2020年に入り、いろいろなメディアが未来予想を立てているが、“2020”という一つの節目でもあり、次の10年間、2030年までのコンピューターの変化を複数回にわたって予想していく。前回の半導体の製造プロセスに関する予想を踏まえ、今回はデバイスのフォームファクターに焦点を当ててみたい。
PC
まず、デスクトップやノートといったPCのフォームファクターは、2030年になっても変わらないだろう。ノートPCの可能性としては、MicrosoftのSurface NEOのような二つ折りができる液晶ディスプレイを搭載する製品の登場により、新たな使い方が提案されるだろうが、現状では物珍しさが先行し、多くのユーザーに使いやすいものとは言い難い。
もしかすると、ロールシートのように折りたたまれた液晶を机や床に広げて、大きな画面で使用できる液晶ディスプレイ装置が現れれば、ノートPCというフォームファクターも大きく進化するかもしれない。
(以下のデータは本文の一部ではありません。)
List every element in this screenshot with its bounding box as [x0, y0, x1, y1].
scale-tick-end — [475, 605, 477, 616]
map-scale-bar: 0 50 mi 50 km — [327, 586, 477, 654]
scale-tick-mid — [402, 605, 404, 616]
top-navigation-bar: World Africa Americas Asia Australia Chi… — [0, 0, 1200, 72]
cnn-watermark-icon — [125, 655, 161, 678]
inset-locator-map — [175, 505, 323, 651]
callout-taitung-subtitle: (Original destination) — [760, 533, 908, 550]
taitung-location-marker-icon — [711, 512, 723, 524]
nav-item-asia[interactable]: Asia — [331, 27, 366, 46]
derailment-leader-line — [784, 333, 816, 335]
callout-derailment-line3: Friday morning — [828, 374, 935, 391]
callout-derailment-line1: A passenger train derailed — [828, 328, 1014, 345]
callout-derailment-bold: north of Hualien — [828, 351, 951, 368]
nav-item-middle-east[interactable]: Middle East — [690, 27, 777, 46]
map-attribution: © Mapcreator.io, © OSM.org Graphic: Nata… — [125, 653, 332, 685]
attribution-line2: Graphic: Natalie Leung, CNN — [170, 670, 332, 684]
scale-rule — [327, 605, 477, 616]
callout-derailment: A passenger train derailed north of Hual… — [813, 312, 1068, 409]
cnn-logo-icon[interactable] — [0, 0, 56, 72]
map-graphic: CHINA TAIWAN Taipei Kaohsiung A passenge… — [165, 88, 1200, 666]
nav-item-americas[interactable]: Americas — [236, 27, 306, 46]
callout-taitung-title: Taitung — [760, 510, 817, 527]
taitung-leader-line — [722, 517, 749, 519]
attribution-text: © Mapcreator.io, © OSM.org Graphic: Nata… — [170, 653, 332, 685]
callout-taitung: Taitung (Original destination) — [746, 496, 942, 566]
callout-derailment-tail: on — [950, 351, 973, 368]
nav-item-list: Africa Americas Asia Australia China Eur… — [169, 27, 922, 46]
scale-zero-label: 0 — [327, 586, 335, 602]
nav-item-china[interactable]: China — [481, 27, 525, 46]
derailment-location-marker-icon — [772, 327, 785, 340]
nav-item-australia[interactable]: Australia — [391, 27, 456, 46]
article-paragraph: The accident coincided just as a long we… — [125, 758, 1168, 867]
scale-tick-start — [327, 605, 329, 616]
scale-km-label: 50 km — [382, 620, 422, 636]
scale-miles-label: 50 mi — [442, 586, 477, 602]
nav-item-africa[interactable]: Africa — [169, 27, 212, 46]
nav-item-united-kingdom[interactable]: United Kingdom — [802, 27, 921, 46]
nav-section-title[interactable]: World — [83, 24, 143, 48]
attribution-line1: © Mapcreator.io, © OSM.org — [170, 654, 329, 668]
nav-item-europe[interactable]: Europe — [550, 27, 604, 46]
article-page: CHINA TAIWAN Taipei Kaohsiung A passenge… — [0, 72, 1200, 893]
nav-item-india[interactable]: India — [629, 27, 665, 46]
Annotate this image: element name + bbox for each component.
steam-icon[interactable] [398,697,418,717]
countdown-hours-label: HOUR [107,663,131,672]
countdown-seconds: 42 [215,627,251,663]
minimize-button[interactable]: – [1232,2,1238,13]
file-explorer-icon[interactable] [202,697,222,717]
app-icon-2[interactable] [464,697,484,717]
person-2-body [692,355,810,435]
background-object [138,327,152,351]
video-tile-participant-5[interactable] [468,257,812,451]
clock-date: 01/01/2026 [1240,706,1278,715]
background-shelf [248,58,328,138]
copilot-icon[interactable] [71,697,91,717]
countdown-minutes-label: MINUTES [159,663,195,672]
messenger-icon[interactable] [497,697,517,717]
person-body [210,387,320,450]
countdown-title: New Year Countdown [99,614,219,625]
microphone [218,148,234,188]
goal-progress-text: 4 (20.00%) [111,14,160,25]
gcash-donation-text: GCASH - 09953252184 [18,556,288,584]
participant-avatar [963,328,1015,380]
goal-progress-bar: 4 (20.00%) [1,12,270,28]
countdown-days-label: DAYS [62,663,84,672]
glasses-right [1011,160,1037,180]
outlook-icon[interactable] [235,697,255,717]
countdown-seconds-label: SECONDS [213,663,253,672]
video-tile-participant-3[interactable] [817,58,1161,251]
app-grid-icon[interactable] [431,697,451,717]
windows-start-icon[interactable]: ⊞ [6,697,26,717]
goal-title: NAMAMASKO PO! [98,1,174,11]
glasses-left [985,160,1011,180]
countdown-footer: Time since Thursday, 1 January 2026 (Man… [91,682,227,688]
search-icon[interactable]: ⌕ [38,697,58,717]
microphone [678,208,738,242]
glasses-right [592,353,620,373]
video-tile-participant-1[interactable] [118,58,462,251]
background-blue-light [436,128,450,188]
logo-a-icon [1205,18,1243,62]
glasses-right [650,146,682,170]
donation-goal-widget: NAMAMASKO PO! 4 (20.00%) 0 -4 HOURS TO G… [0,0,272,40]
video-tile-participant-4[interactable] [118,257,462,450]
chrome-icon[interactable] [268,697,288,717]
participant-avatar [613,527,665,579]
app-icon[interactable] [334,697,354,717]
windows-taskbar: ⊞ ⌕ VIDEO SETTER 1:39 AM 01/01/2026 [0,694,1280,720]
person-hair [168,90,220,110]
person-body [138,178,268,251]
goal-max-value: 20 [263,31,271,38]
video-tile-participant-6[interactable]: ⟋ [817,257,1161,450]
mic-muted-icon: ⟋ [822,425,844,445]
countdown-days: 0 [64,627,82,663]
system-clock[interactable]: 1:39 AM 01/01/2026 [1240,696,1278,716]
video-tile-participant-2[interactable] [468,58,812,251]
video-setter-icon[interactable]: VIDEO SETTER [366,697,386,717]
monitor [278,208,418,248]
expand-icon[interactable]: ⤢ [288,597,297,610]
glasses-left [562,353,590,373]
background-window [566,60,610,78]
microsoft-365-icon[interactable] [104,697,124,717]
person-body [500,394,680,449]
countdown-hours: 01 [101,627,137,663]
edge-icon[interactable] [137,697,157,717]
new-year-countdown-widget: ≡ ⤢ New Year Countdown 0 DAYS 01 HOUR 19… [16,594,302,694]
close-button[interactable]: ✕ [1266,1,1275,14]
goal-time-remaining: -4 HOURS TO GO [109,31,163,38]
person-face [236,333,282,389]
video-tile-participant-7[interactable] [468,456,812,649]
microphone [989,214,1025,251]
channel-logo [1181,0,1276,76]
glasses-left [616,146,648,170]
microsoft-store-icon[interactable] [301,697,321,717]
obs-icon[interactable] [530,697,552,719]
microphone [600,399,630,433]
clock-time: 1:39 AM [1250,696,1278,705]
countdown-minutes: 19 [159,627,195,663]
また、プロセッサーなどを搭載した名刺大サイズのPC本体(演算や記録、通信機能だけの装置ともいえる)と、用途に応じてユーザーが好みのキーボードとマウス(コンパクトで小さなキーボードとマウス、もしくは打ちやすさを重視したフルキーボードと手になじむマウスなど)を自在に組み合わせられるような製品が発売されるかもしれない。
ユーザーは、ポケットからPC本体と巻物のようなディスプレイを取り出し、手に持っているキーボードとマウスを接続すれば、すぐにでもPCを利用できるようになるようなイメージだ。ディスプレイ、PC本体、キーボードとマウスなどがワイヤレス接続され、それぞれに軽量で高出力なバッテリーが搭載されるようになるかもしれない。
2020年のCESで発表されたLGの「OLED TV」。OLEDが巻物のように本体に収納できる(LGサイトより)
2020年のCESで発表されたLenovoの2つ折りノートPC「ThinkPad X1 Fold」。ペン入力も行える。下側の液晶上にキーボードを置くことで、通常のノートPCとして使える。ディスプレイを開けば大画面でも利用可能(Lenovoサイトより)
キーボードやマウス以外の新たな入力インターフェースでは、人の脳波をヒューマンインターフェースとしてPCの操作などを行う「ブレインマシンインターフェース(BMI)」などの研究が地道に行われている。しかし、まだキーボードとマウスほど細かな操作ができず、キーボード入力から脳波を使った思考入力に進化するにはまだ研究が必要だ。ただ、テクノロジーとしては面白く、半世紀ほど後ぐらいには、ある程度の実用化のめどが付いていることだろう。
その他の新しい入力インターフェースとしては、「アイトラッキング(視線検出)」を使用して、マウスカーソルをコントロールすることが一般化するかもしれない。現状でも、重度の障害者がPCを利用できるようにするために視線入力システムが利用されている。ただ、マウスを使ったような細かな操作は難しいため、一般のユーザーが利用するにはまだ使いにくい。これもテクノロジーの進化により、アイトラッキングでマウス操作を置き換えることができるようになれば、キーボードから手を離さずにマウス操作が行えるようになる。例えば、MicrosoftのHololens 2でもアイトラッキング機能が用意されている。もう少し精度が高くなれば、PCの新しい入力インターフェースとして利用できる可能性がある。